New year, new milestone. Music streaming service Spotify announced proudly on March 2 that it now has 50 million paying subscribers—more than double the latest figure boasted by Apple Music, its closest competitor, and representing a 25% increase over Spotify’s own numbers from six months ago.

Business booms for the nine-year-old company. Spotify hit 20 million paying subscribers in June 2015, 30 million in March 2016, and 40 million in September 2016. This week’s 50 million figure indicates a slight slowdown in growth—but an impressive, continuous increase nonetheless, and one that bucks industry skepticism that the streaming market may have reached saturation. By personalizing users’ experience with features like its signature Discover Weekly playlist, Spotify has managed to build up a loyal base of paying subscribers around the globe, sparking the copycat envy of rival companies to boot. The company’s private valuation stands at a cool $8.5 billion.

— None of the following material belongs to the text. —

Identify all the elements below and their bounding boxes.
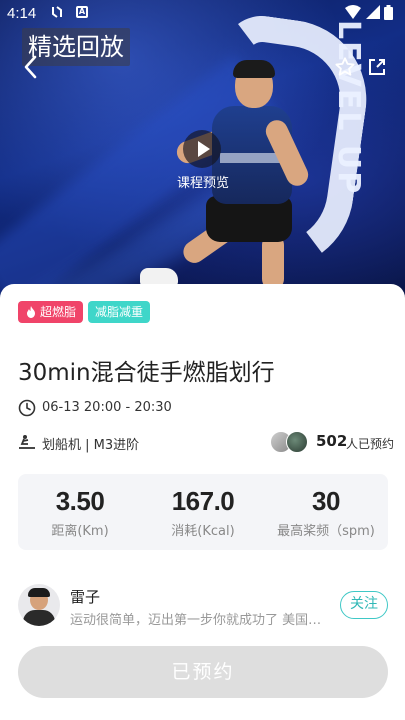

So why’s it still unprofitable?

Spotify’s most recent filings show that while it had record revenues of $2.18 billion in 2015, it also had a loss of $194 million. Two main reasons stand behind the company losing so much money: It pays out a lot, and charges little.

As an on-demand music buffet, Spotify must regularly pay to license its library of 30 million songs from the labels and artists who own them—which gets expensive fast, causing a staggering 80% of the company’s cash flow to go straight back out as copyright payments. Revenue from users isn’t keeping up. The service’s premium subscription tier ($9.99 a month for users in the US and roughly equivalent around the world) does draw in more money than its free, advertisement-supported tier—but paying subscribers only make up 30% of Spotify’s overall user base; the majority of people are still listening for free.

Netting 50 million paying subscribers is an impressive feat. It suggests Spotify still has room to grow, and bodes well for its eventual, long-delayed IPO—now expected in 2017 or 2018. But the number alone doesn’t say anything about the sustainability of the streaming company’s still-shaky business model.